I understand that this is a planned feature for the MediaWiki software.
I heard recently that a co-founder of Wikipedia has become highly dissatisfied with it on account of it containing so many factual errors that it was useless (and beyond repair), and he's quite right - this is a major issue that needs to be addressed. Obviously, the ability to mark revisions is the perfect solution. If there was a way to pick out a revision as being error-free (I assume, synonymous with "stable"), Wikipedia could potentially progress towards being an academically-citable encyclopedia.
I was just wondering who would feasibly *do* the marking as a stable revision? Obviously if this can be done by any users then there will be no advantage to it (as just the same liability toward inserting errors will transfer into a liability towards marking stable revisions which aren't actually stable). If you restrict it to registered users then there will still be no advantage, as even long-time registered users often vandalise and get things wrong. If you restrict it to admins then there will be too few of them.
The real problem is that it will take proper peer-reviewing - by experts - to really mark an article as "stable" in the sense of containing none of the errors and mistakes that caused the aforementioned co-founder to give up on Wikipedia. Obviously this is because any average editor (even an admin) is not necessarily qualified to declare an article error-free. Certainly, if nothing else, it will take expert-reviewing to bring an article up to "citable" standards.
So how do we currently suppose this will all work? Will the Foundation hire experts to check articles? Will we rely on expert volunteers contacting the Foundation so that they can be given "expert" accounts that can mark stable revisions? Or will we just allow long-time trusted editors to mark versions as stable, which leaves us in the same position of not knowing whether the article is *mistakenly* stable or not?
One feasible way I can see this as working is defining an arbitrary amount, say 100, that has to be reached for an article to become stable. If one person marks a revision as stable, it gets +1, and if they are a more trusted editor (been around for longer, done more major non-reverted edits) then it may get +5. If someone marks it as unstable it gets -5 (weighting towards holding back). And so on. Then if the article reaches 100 it becomes stable. This method roughly solves the problem of there being vandal or mistaken stable articles, but assumes that one revision of an article will stick around for long enough to be evaluated in this manner. Will we have to freeze the page after an admin puts it into "evaluation mode", or perhaps set it aside into a subsidiary page where it is evaluated, after that revision has been nominated for Stable Revision Evaluation? Obviously this is all a very tricky issue because we're dealing with a wiki!

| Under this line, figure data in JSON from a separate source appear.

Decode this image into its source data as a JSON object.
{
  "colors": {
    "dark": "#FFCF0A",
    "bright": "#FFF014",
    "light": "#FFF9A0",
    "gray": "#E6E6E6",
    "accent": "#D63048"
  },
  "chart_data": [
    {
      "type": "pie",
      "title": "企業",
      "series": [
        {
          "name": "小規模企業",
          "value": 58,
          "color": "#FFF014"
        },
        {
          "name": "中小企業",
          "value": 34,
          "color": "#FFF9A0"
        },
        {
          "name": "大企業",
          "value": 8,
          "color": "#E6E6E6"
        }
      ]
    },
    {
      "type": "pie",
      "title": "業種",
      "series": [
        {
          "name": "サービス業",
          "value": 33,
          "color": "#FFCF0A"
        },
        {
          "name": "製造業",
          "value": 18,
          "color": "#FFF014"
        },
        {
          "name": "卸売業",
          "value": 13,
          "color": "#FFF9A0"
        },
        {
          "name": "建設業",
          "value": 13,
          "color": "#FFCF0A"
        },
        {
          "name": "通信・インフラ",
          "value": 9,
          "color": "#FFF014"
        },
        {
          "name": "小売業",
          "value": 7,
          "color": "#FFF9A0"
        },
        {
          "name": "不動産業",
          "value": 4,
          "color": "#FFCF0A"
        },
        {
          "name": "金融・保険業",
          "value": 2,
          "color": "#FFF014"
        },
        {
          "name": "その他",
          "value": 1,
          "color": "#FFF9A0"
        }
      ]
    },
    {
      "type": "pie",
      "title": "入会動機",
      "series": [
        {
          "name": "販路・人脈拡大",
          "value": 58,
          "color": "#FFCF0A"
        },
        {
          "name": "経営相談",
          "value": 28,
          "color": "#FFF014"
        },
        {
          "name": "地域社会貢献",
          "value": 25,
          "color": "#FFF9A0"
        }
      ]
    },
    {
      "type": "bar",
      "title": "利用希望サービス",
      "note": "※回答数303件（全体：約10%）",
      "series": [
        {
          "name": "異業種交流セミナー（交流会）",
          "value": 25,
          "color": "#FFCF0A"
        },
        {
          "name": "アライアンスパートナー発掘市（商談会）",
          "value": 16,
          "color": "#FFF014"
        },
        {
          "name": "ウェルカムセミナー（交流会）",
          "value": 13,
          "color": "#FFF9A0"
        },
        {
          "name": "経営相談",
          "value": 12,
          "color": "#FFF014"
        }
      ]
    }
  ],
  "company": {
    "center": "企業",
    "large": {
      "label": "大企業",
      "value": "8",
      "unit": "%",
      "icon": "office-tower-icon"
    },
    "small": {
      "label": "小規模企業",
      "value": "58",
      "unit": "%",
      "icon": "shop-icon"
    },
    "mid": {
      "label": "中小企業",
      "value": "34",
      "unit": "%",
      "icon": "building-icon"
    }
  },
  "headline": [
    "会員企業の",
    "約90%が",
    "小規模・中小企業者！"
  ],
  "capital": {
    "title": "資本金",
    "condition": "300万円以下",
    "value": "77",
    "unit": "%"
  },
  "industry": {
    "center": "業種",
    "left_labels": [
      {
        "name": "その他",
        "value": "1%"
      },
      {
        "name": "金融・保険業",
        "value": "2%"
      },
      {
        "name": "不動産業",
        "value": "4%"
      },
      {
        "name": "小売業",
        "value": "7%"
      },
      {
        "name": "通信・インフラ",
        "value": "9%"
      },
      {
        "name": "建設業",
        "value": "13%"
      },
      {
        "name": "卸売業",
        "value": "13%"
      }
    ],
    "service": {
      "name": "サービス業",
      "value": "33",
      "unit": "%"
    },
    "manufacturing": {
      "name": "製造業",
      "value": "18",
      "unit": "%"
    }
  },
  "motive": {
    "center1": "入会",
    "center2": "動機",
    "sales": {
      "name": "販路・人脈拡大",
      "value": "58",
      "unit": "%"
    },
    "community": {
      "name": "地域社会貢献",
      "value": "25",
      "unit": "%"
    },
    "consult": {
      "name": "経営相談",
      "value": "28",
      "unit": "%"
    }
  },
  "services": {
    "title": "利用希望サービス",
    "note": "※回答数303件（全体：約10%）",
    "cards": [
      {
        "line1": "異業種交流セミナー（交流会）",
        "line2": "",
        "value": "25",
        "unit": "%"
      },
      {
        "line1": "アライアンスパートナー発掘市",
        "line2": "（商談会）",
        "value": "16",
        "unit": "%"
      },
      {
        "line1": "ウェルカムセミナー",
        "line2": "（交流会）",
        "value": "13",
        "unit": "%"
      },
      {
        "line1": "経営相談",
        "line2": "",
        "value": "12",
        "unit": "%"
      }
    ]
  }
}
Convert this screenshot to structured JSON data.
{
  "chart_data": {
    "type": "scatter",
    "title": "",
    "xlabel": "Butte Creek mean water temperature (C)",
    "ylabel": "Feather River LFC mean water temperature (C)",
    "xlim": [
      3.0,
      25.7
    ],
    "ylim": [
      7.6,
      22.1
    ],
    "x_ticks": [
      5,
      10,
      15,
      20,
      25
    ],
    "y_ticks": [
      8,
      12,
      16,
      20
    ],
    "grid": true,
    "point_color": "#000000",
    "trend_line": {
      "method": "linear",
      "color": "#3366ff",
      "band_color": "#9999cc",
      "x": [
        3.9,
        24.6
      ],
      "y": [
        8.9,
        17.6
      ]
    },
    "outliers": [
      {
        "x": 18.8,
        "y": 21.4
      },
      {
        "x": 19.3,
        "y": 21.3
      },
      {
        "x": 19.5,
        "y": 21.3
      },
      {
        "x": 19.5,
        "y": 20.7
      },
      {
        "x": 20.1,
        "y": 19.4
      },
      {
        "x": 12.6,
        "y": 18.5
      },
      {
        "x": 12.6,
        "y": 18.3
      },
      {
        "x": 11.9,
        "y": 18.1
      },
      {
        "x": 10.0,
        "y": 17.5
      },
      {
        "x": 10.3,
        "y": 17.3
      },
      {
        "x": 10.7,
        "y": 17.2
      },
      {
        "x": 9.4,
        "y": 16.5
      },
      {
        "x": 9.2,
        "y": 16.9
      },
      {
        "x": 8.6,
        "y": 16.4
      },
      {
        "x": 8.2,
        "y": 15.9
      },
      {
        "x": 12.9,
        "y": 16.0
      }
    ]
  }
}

I was just wondering what people thought of these issues, and what plans there are, if there are any.
On 13/04/07, Virgil Ierubino virgil.ierubino@gmail.com wrote:
So how do we currently suppose this will all work? Will the Foundation hire experts to check articles? Will we rely on expert volunteers contacting the Foundation so that they can be given "expert" accounts that can mark stable revisions? Or will we just allow long-time trusted editors to mark versions as stable, which leaves us in the same position of not knowing whether the article is *mistakenly* stable or not?
Better ask the community; wikipedia-l, foundation-l, etc. are all good mailing lists for this. wikitech-l, being focussed on the technical side of things, isn't too fussed, and is the wrong place for that discussion.